Since we are a community with niché pleasures, I wonder what you guys do other than linux.

I read all John Scalzi's books, especially that series start with Old man's war. It's 4 books in total, its sci-fi book about space. A human union is colonising planets and fighting with aliens etc. It's really cool. Best book series ever.

I am desperately in search for such books, all the advice I get is Harry Potter... Cmon now. So what do you read my dudes and gals?

Re: What books are you reading nowadays or want to read?

Reply #1
I recently finished Charles Dickens Great Expectations. That was a pretty nice book. I plan to start reading Eighty-Six, but I'm currently waiting on shipping (don't know why it's taking so long).

Re: What books are you reading nowadays or want to read?

Reply #2
Recently read The Go Programming Language from cover to cover like a totally normal person. Honestly, Kernighan is such a great technology author. Other than that, I recently read Catch-22 by Joseph Heller and The Man in the High Castle by Phillip. K. Dick. If there is one kind of fiction I can really recommend people re-read at the moment, it is mid-century dystopias (Huxley, Orwell, Bezmenov et. al), mainly because it explains close to 90% of what is happening nowadays.

 

Re: What books are you reading nowadays or want to read?

Reply #3
I haven't read a book in probably over a decade, but I used to be able to sink into them pretty good.  These days I am mainly a movie junkie.

The above post by ethan_v2 made me create a forum account because I couldn't agree more.

Catch-22 was a great read, very memorable.  I will randomly think of it from time to time and chuckle to myself at the lunacy and brilliance of it all.  Nately's Whore was probably my favourite character.

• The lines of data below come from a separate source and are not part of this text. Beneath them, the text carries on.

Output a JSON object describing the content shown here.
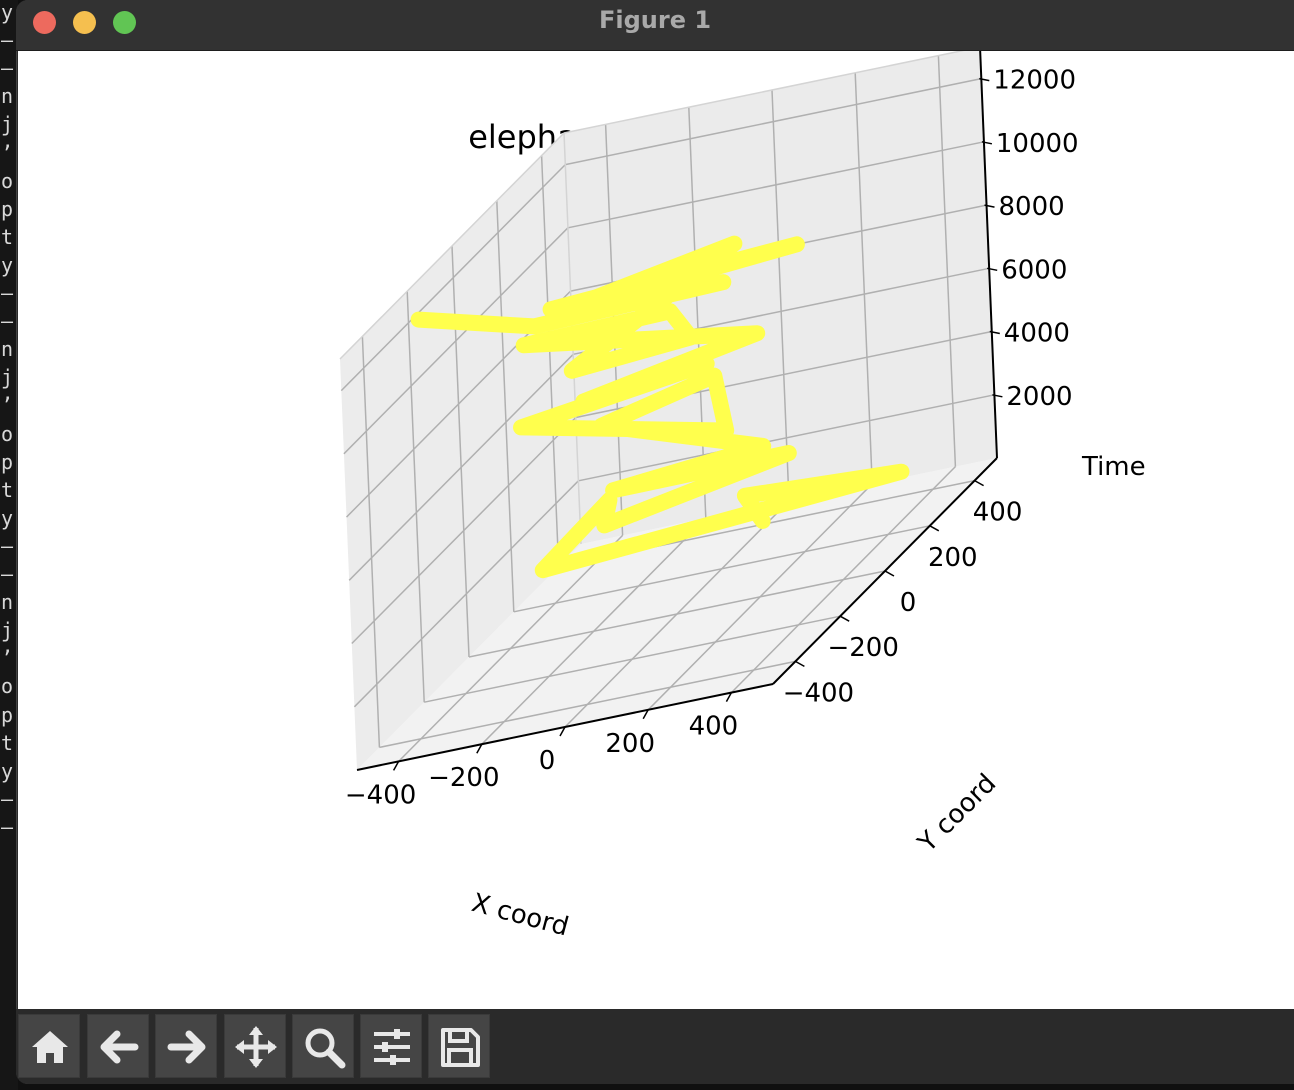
{
  "window": {
    "title": "Figure 1"
  },
  "toolbar": {
    "buttons": [
      {
        "icon": "home-icon"
      },
      {
        "icon": "back-arrow-icon"
      },
      {
        "icon": "forward-arrow-icon"
      },
      {
        "icon": "pan-move-icon"
      },
      {
        "icon": "zoom-magnifier-icon"
      },
      {
        "icon": "configure-subplots-icon"
      },
      {
        "icon": "save-floppy-icon"
      }
    ]
  },
  "terminal_chars": [
    "y",
    "–",
    "–",
    "n",
    "j",
    "’",
    "o",
    "p",
    "t",
    "y",
    "–",
    "–",
    "n",
    "j",
    "’",
    "o",
    "p",
    "t",
    "y",
    "–",
    "–",
    "n",
    "j",
    "’",
    "o",
    "p",
    "t",
    "y",
    "–",
    "–"
  ],
  "chart_data": {
    "type": "line",
    "projection": "3d",
    "title": "elephant herd movement",
    "xlabel": "X coord",
    "ylabel": "Y coord",
    "zlabel": "Time",
    "xlim": [
      -500,
      500
    ],
    "ylim": [
      -500,
      500
    ],
    "zlim": [
      0,
      13000
    ],
    "x_ticks": [
      -400,
      -200,
      0,
      200,
      400
    ],
    "x_tick_labels": [
      "−400",
      "−200",
      "0",
      "200",
      "400"
    ],
    "y_ticks": [
      -400,
      -200,
      0,
      200,
      400
    ],
    "y_tick_labels": [
      "−400",
      "−200",
      "0",
      "200",
      "400"
    ],
    "z_ticks": [
      2000,
      4000,
      6000,
      8000,
      10000,
      12000
    ],
    "z_tick_labels": [
      "2000",
      "4000",
      "6000",
      "8000",
      "10000",
      "12000"
    ],
    "grid": true,
    "series": [
      {
        "color": "#ffff4d",
        "points": [
          [
            30,
            330,
            500
          ],
          [
            -60,
            420,
            900
          ],
          [
            410,
            250,
            1600
          ],
          [
            -310,
            -10,
            2300
          ],
          [
            -250,
            180,
            3000
          ],
          [
            -120,
            -80,
            3700
          ],
          [
            260,
            40,
            4100
          ],
          [
            -90,
            -90,
            4800
          ],
          [
            300,
            -140,
            5500
          ],
          [
            -200,
            70,
            6000
          ],
          [
            40,
            130,
            6500
          ],
          [
            280,
            -260,
            6900
          ],
          [
            -320,
            -60,
            7200
          ],
          [
            90,
            10,
            7600
          ],
          [
            -130,
            -130,
            8000
          ],
          [
            230,
            -20,
            8400
          ],
          [
            -400,
            110,
            8800
          ],
          [
            -20,
            60,
            9200
          ],
          [
            160,
            -180,
            9600
          ],
          [
            -60,
            -300,
            10000
          ],
          [
            90,
            150,
            10400
          ],
          [
            -200,
            -100,
            10800
          ],
          [
            350,
            -50,
            11100
          ],
          [
            -160,
            -200,
            11500
          ],
          [
            310,
            -300,
            11800
          ],
          [
            -90,
            -400,
            12200
          ],
          [
            -420,
            -300,
            12600
          ]
        ]
      }
    ]
  }
}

In addition, Huxley's Brave New World is my favourite work of fiction that I've read, and I agree with the statement about understanding the times we are living in.

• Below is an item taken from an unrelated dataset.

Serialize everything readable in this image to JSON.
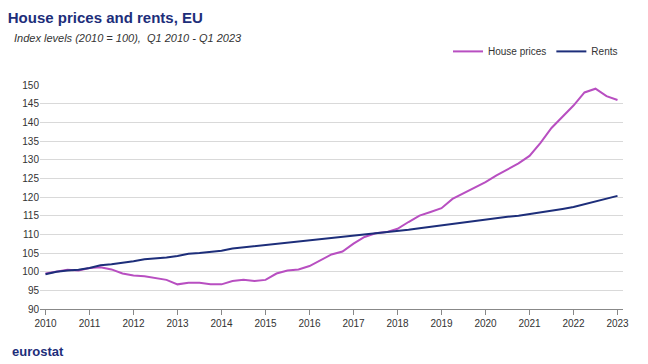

Some others I would recommend: Dostoevsky's Crime & Punishment to anyone looking for a thick but impressive work.  And on the topic of thickness, some truly great writing was done by Joseph Conrad.  I received a collection/anthology of his work from my sister after she finished an english course or something and didn't need the book anymore.  The first one I read was tough but by the end I was hooked and I read every single one in the thick-ass volume.  Nothing but great stuff - Lord Jim and Heart of Darkness come to mind but every single one was great and completely original in it's style of writing.

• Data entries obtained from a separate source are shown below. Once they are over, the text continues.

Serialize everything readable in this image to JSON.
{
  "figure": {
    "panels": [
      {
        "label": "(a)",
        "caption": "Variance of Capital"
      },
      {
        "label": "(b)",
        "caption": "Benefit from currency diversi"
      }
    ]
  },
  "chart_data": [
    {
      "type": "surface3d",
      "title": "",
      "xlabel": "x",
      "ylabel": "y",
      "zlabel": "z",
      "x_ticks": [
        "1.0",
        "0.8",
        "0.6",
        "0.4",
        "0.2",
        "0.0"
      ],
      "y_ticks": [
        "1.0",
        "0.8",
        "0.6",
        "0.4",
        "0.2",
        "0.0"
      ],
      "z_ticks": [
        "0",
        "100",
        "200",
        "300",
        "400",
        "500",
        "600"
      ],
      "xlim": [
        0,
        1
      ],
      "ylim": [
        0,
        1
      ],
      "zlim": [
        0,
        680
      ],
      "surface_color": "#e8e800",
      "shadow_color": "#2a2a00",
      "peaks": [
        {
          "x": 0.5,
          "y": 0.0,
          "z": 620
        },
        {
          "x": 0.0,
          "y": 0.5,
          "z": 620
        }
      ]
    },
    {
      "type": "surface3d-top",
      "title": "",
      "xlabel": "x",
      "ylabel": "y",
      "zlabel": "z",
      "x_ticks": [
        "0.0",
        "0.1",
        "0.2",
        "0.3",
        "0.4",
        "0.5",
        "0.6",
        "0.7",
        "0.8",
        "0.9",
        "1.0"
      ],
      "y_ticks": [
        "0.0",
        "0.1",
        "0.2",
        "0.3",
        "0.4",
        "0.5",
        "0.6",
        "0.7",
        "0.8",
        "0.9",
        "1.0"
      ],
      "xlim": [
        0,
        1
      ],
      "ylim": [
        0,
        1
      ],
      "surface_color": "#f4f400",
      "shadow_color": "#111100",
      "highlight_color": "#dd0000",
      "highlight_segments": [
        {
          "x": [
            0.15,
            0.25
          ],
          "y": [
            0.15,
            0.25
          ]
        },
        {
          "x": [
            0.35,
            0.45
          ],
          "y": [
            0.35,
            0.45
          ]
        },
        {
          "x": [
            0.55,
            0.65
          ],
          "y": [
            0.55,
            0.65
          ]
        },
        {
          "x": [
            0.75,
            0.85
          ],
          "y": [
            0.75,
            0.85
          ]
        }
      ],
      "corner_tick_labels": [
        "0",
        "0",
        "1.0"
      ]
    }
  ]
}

Lastly a couple books I might reread someday are two of Ayn Rand's massive works - Atlas Shrugged and The Fountainhead.  She gets a lot of hate but I don't understand it.  Great stuff.  Not immune to criticism but worthy of praise still I think.  Last year I started one of her earlier (and shorter) novels called "We the Living", but I set it down when things started getting heavy.  Some real marxist/communist slice of life stuff that was just tough to swallow which was perhaps cowardly of myself I dunno.  I may finish it at some point.